Ross Douthat, over at the NY Times has an interesting article on the state of marriage in the modern American cultural context. I have seen this before, in other places, and I've been thinking about it for a while. It may strike some people as odd that today's college educated adults are increasingly conservative about marriage (not "gay-marriage" mind you, but the, you know, normal kind). It seems that today's college grads are more serious about marriage, think divorce should be harder to obtain, and generally believe that marriage is the bed rock of American political society and tend to favor a more traditional approach.
So, in all of these studies the burning question is "Why the shift?"
In my opinion, this one is something of a no-brainer, but it still requires some thought, some reflection, some judgment. We are the generation of adults whose parents have put us through separations, divorces, re-marriages, visitation weekends, arguments over visits, emotional manipulations aimed at forcing us to choose between parents, bystanders to verbal attacks on the other parent, lies, heart-break, abandonment issues, loneliness, lack of direction, and fear about marriage itself. Is it any wonder that when we do get married we want to try to avoid these things?

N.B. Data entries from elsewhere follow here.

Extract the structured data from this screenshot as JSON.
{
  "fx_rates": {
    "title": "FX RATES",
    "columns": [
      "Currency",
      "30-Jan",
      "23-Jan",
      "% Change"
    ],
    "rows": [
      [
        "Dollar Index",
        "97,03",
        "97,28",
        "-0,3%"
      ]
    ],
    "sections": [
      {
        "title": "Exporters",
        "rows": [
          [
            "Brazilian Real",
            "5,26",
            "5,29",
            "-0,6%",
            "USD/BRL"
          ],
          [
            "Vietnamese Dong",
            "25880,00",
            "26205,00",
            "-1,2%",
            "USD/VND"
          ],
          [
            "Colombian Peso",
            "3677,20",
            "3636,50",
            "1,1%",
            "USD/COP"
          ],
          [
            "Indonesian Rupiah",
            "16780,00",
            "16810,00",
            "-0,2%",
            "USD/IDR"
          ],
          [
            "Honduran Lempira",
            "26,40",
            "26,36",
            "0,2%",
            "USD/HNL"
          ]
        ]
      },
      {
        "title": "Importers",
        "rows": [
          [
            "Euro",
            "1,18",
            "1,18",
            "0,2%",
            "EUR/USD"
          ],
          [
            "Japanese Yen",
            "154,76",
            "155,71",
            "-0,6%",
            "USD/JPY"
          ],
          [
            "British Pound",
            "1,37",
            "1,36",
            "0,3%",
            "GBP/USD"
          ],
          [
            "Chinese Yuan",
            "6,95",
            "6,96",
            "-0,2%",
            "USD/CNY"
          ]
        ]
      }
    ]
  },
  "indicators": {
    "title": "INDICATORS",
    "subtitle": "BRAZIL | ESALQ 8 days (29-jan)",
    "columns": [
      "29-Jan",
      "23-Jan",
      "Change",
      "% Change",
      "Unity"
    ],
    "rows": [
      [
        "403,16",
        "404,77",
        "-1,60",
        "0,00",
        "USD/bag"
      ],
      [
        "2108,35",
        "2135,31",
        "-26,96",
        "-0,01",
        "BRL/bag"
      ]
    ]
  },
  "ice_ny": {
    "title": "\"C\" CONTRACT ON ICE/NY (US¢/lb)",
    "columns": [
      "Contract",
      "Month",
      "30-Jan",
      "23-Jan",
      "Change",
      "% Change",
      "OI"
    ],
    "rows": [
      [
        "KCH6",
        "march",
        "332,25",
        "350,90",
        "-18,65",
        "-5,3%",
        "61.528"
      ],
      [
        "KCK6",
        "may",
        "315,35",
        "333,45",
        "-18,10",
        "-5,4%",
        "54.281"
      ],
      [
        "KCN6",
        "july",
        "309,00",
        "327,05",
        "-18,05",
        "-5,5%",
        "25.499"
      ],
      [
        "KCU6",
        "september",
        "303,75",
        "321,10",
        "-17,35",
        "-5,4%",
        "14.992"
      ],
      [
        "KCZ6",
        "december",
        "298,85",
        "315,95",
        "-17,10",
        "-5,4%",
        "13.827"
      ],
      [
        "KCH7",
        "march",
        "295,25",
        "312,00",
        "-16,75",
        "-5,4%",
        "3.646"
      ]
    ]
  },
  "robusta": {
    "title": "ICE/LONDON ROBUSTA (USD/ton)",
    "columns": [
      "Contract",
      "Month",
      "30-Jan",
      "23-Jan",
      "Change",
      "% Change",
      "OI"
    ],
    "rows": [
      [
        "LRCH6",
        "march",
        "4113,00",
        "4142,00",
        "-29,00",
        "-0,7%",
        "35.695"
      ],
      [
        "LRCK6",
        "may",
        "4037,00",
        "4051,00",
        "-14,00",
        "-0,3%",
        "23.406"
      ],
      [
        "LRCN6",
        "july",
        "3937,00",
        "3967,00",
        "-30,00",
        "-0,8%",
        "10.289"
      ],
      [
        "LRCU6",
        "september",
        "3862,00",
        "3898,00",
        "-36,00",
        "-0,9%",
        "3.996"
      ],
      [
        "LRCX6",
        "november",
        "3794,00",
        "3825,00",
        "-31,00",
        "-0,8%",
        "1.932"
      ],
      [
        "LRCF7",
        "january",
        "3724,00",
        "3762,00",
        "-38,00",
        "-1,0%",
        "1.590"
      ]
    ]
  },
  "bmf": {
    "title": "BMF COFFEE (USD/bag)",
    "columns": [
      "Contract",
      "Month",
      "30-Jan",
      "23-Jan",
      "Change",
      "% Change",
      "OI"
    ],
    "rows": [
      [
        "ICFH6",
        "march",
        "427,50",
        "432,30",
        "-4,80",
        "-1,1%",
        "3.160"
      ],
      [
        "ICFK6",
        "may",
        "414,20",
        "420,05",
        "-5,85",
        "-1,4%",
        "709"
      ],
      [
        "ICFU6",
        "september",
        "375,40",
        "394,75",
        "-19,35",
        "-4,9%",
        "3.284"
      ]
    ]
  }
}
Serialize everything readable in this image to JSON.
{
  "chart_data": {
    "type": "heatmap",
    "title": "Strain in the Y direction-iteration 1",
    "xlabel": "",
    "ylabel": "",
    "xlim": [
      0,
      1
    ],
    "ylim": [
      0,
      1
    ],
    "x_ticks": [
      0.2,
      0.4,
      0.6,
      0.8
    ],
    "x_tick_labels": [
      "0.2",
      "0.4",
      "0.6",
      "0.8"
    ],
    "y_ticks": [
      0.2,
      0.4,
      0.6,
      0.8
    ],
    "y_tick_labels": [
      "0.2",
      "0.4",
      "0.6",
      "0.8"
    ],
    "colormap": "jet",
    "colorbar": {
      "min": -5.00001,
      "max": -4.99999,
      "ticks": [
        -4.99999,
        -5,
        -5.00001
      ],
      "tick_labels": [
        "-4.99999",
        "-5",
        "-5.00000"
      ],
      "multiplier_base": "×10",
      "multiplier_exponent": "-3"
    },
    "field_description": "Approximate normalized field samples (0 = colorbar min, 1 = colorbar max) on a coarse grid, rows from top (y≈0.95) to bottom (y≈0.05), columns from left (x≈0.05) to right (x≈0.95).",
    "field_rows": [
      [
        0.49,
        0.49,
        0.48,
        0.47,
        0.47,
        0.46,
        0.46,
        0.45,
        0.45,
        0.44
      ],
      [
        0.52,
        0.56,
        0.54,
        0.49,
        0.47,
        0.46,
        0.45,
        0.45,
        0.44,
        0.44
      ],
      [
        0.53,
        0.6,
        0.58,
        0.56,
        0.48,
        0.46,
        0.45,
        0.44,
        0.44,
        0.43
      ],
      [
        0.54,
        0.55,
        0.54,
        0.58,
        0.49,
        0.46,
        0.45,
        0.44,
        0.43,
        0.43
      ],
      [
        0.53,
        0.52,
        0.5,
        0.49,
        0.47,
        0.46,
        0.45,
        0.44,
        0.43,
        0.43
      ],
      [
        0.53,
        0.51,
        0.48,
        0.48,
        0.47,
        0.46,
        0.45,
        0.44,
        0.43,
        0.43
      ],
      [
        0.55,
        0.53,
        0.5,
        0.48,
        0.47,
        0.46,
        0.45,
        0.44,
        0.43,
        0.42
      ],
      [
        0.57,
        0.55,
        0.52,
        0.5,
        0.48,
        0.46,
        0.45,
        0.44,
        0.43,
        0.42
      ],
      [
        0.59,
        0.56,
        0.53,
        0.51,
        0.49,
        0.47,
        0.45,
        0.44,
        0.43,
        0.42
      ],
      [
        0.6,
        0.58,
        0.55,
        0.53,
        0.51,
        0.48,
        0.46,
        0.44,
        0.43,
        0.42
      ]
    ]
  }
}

Recently I was going through my Facebook and looking at the lives of my former classmates from high school. It's not something I do very often, since, quite honestly, I don't really talk to anyone from high school much (this is partly regrettable with respect to my real friends from high school) and so it's of very little relevance to me what they're up to. However, I had been thinking about the marriage question from another article I read and decided to do a little anecdotal research. What did I find?
It's quite odd really. My "Facebook friends" from high school are overwhelmingly not married (this writer included). Many have kids, many have been married (usually briefly and right after high school), but it's probably less than 20% those who are married right now. It could be the nature of the Facebook beast (I mean, it's conceivable that they're all on Facebook trying to re-connect with people in order to get married, right?) which skews this statistic, but the same isn't true of my friends from college. Mind you, I have many more college Facebook friends than high school friends, but still, from college it's something like 60%. At least among my sample, those who went to college with me (a top 20 university) are three times more likely to be in a "stable" marriage. We're all the same age, but many of the people I'm connected with from high school are not college grads, or at least, didn't take the traditional 4-year approach (is that even traditional anymore?).

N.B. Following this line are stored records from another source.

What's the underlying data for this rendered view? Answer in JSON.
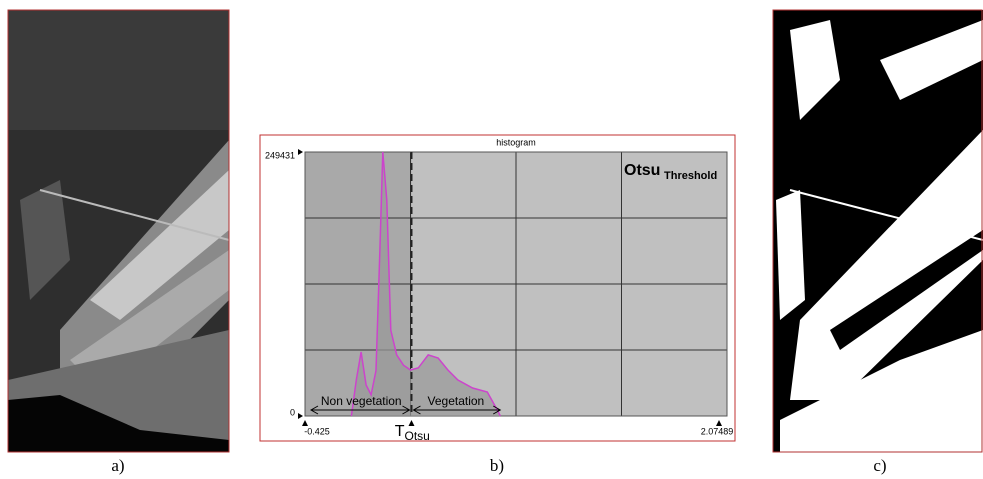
{
  "panels": {
    "a": {
      "caption": "a)"
    },
    "b": {
      "caption": "b)"
    },
    "c": {
      "caption": "c)"
    }
  },
  "chart_data": {
    "type": "area",
    "title": "histogram",
    "annotation": "Otsu",
    "annotation_subscript": "Threshold",
    "threshold": 0.218,
    "threshold_label": "T",
    "threshold_subscript": "Otsu",
    "regions": [
      "Non vegetation",
      "Vegetation"
    ],
    "x": [
      -0.145,
      -0.115,
      -0.086,
      -0.056,
      -0.026,
      0.004,
      0.027,
      0.045,
      0.069,
      0.093,
      0.129,
      0.17,
      0.212,
      0.259,
      0.319,
      0.379,
      0.438,
      0.498,
      0.587,
      0.676,
      0.736,
      0.754
    ],
    "values": [
      0,
      34000,
      60500,
      29300,
      20000,
      43000,
      157000,
      249431,
      204000,
      81000,
      57700,
      48000,
      43500,
      45400,
      57700,
      54800,
      43500,
      34000,
      26500,
      22700,
      5700,
      0
    ],
    "color": "#cc44cc",
    "xlim": [
      -0.425,
      2.07489
    ],
    "ylim": [
      0,
      249431
    ],
    "xticks": [
      -0.425,
      2.07489
    ],
    "yticks": [
      0,
      249431
    ]
  }
}
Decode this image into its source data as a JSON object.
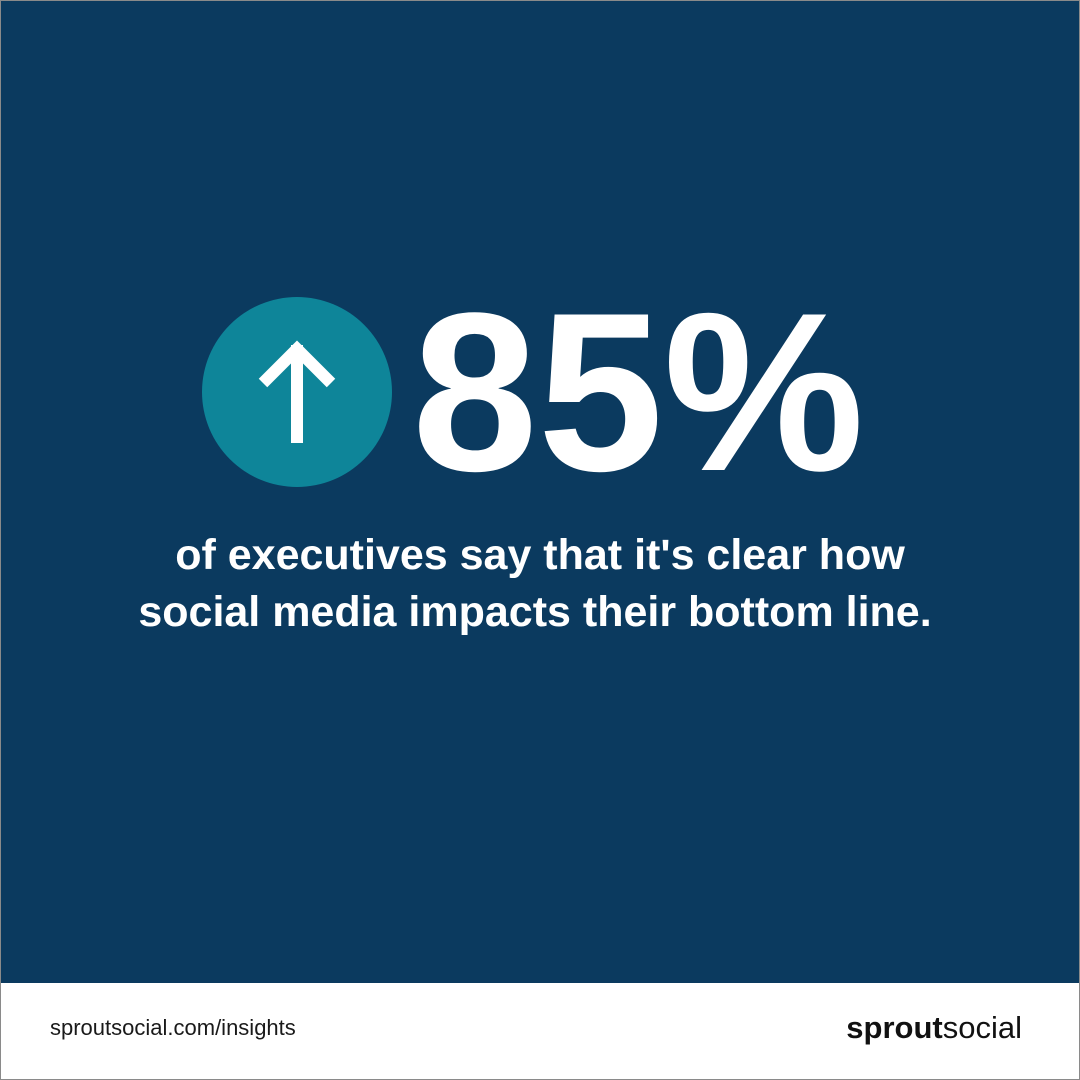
{
  "stat": {
    "value": "85%",
    "caption": [
      "of executives say that it's clear how",
      "social media impacts their bottom line."
    ]
  },
  "footer": {
    "url": "sproutsocial.com/insights",
    "logo": {
      "bold": "sprout",
      "light": "social"
    }
  }
}
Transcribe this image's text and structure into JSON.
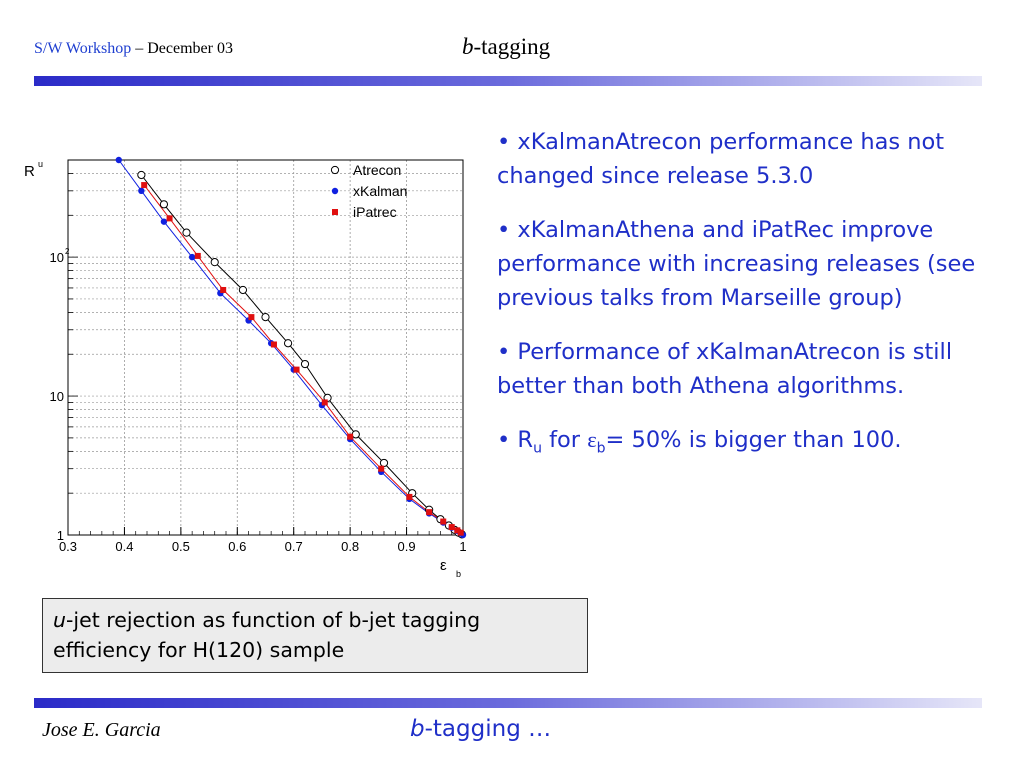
{
  "header": {
    "workshop": "S/W Workshop",
    "dash": " – ",
    "date": "December 03",
    "title_italic": "b",
    "title_rest": "-tagging"
  },
  "bullets": [
    "• xKalmanAtrecon performance has not changed since release 5.3.0",
    "• xKalmanAthena and iPatRec improve performance with increasing releases (see previous talks from Marseille group)",
    "• Performance of xKalmanAtrecon is still better than both Athena algorithms."
  ],
  "bullet4": {
    "prefix": "• R",
    "sub_u": "u",
    "for_text": " for ",
    "epsilon": "ε",
    "sub_b": "b",
    "rest": "= 50% is bigger than 100."
  },
  "caption": {
    "italic_u": "u",
    "text1": "-jet rejection as function of  b-jet tagging",
    "text2": "efficiency for H(120) sample"
  },
  "footer": {
    "author": "Jose E. Garcia",
    "center_italic": "b",
    "center_rest": "-tagging …"
  },
  "chart_data": {
    "type": "scatter",
    "xlabel": "ε",
    "xlabel_sub": "b",
    "ylabel": "R",
    "ylabel_sub": "u",
    "xlim": [
      0.3,
      1.0
    ],
    "ylim": [
      1,
      500
    ],
    "yscale": "log",
    "grid": true,
    "legend_position": "top-right",
    "x_ticks": [
      "0.3",
      "0.4",
      "0.5",
      "0.6",
      "0.7",
      "0.8",
      "0.9",
      "1"
    ],
    "y_ticks": [
      {
        "value": 1,
        "label": "1"
      },
      {
        "value": 10,
        "label": "10"
      },
      {
        "value": 100,
        "label": "10",
        "sup": "2"
      }
    ],
    "series": [
      {
        "name": "Atrecon",
        "marker": "open-circle",
        "color": "#000000",
        "x": [
          0.43,
          0.47,
          0.51,
          0.56,
          0.61,
          0.65,
          0.69,
          0.72,
          0.76,
          0.81,
          0.86,
          0.91,
          0.94,
          0.96,
          0.975,
          0.985,
          0.992,
          0.998
        ],
        "y": [
          390,
          240,
          150,
          92,
          58,
          37,
          24,
          17,
          9.7,
          5.3,
          3.3,
          2.0,
          1.52,
          1.3,
          1.17,
          1.09,
          1.04,
          1.01
        ]
      },
      {
        "name": "xKalman",
        "marker": "filled-circle",
        "color": "#1020e0",
        "x": [
          0.39,
          0.43,
          0.47,
          0.52,
          0.57,
          0.62,
          0.66,
          0.7,
          0.75,
          0.8,
          0.855,
          0.905,
          0.94,
          0.965,
          0.98,
          0.99,
          0.996,
          1.0
        ],
        "y": [
          500,
          300,
          180,
          100,
          55,
          35,
          24,
          15.5,
          8.6,
          4.9,
          2.85,
          1.82,
          1.43,
          1.23,
          1.13,
          1.07,
          1.03,
          1.0
        ]
      },
      {
        "name": "iPatrec",
        "marker": "filled-square",
        "color": "#e01010",
        "x": [
          0.435,
          0.48,
          0.53,
          0.575,
          0.625,
          0.665,
          0.705,
          0.755,
          0.8,
          0.855,
          0.905,
          0.94,
          0.965,
          0.98,
          0.99,
          0.996
        ],
        "y": [
          330,
          190,
          102,
          58,
          37,
          23.5,
          15.5,
          9.0,
          5.1,
          3.0,
          1.88,
          1.46,
          1.25,
          1.14,
          1.08,
          1.04
        ]
      }
    ]
  }
}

What does all of this tell me? Nothing really concrete . . .
What is marriage after all? Marriage was once ideally understood as a covenant between a man and woman and God. It was a means of living the Christian life with a partner, one with whom you could dedicate your life in pursuit of each other's Destiny. Sure, few managed to live the ideal well, but none the less, people generally agreed that this whole partnership had something to do with Eternity. As our vision has grown more near-sited (in the temporal sense), the vision of marriage has grown more short-sighted as well. There's more to it then begetting and companionship, but few could, I think, articulate what the "more" really is.
We Need Witnesses
As we go forward in this mired and confusing age, what young people need more than anything are witnesses. We're sort of demanding that the "law" be our strength (hence the general mood that divorce should be harder to obtain). Unfortunately, the law has never been able to "stem the tide" of the culture.

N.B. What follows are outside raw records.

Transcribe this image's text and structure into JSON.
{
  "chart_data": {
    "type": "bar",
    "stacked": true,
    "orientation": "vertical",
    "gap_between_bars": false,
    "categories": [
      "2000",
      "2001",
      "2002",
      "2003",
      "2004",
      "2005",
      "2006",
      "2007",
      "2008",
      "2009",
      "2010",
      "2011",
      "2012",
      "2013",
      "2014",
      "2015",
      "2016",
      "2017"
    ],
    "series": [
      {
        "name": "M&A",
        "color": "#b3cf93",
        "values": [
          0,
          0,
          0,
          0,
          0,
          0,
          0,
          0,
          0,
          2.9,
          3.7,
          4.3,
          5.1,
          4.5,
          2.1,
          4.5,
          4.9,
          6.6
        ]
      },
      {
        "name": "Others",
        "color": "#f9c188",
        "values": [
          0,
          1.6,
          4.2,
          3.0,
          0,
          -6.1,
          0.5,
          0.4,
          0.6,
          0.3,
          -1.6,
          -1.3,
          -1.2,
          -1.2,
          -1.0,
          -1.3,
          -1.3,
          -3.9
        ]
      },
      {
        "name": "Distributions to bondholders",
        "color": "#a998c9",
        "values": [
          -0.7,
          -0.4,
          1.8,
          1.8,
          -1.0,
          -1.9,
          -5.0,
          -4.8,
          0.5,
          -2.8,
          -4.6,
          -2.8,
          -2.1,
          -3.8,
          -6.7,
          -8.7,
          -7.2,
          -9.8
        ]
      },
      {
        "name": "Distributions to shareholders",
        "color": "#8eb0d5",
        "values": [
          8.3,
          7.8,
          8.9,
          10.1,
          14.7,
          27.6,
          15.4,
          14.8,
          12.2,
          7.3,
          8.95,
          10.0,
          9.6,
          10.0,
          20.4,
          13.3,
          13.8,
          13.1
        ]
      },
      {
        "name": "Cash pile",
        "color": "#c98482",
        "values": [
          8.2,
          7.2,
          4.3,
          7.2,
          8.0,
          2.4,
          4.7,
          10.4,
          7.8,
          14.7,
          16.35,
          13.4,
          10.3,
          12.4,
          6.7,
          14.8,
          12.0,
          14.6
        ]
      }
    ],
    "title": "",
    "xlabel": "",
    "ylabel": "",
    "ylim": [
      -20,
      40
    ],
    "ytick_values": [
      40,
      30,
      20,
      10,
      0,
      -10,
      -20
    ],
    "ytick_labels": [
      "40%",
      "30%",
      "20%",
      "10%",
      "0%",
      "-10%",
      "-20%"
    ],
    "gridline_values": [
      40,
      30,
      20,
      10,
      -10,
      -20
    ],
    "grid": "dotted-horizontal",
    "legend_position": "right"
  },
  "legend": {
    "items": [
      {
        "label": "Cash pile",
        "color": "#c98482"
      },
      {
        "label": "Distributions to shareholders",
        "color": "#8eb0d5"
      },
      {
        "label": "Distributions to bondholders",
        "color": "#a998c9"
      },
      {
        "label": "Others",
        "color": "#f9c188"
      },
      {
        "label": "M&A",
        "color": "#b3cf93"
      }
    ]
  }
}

So what has? Witnesses. We need men and women who are living marriage well to be willing to share the mysterious and provocative sign of their unity with us. We need married couples who desire to be a little less bourgeois, and a little more missionary. It's advent, and so we're waiting. Waiting on witnesses.
St Nicholas, provider of dowries, pray for us!
Posted by: Fred | Dec 06, 2010 at 03:36 PM
I would add that the one thing that's jumped out at me so far in reading the interview with the Holy Father was this line: "It is an enormous challenge to support and support both of them anew, celibacy and marriage. Monogamous marriage is part of the foundation on which Western civilization is based. If it collapses, something essential to the essence of our culture collapses."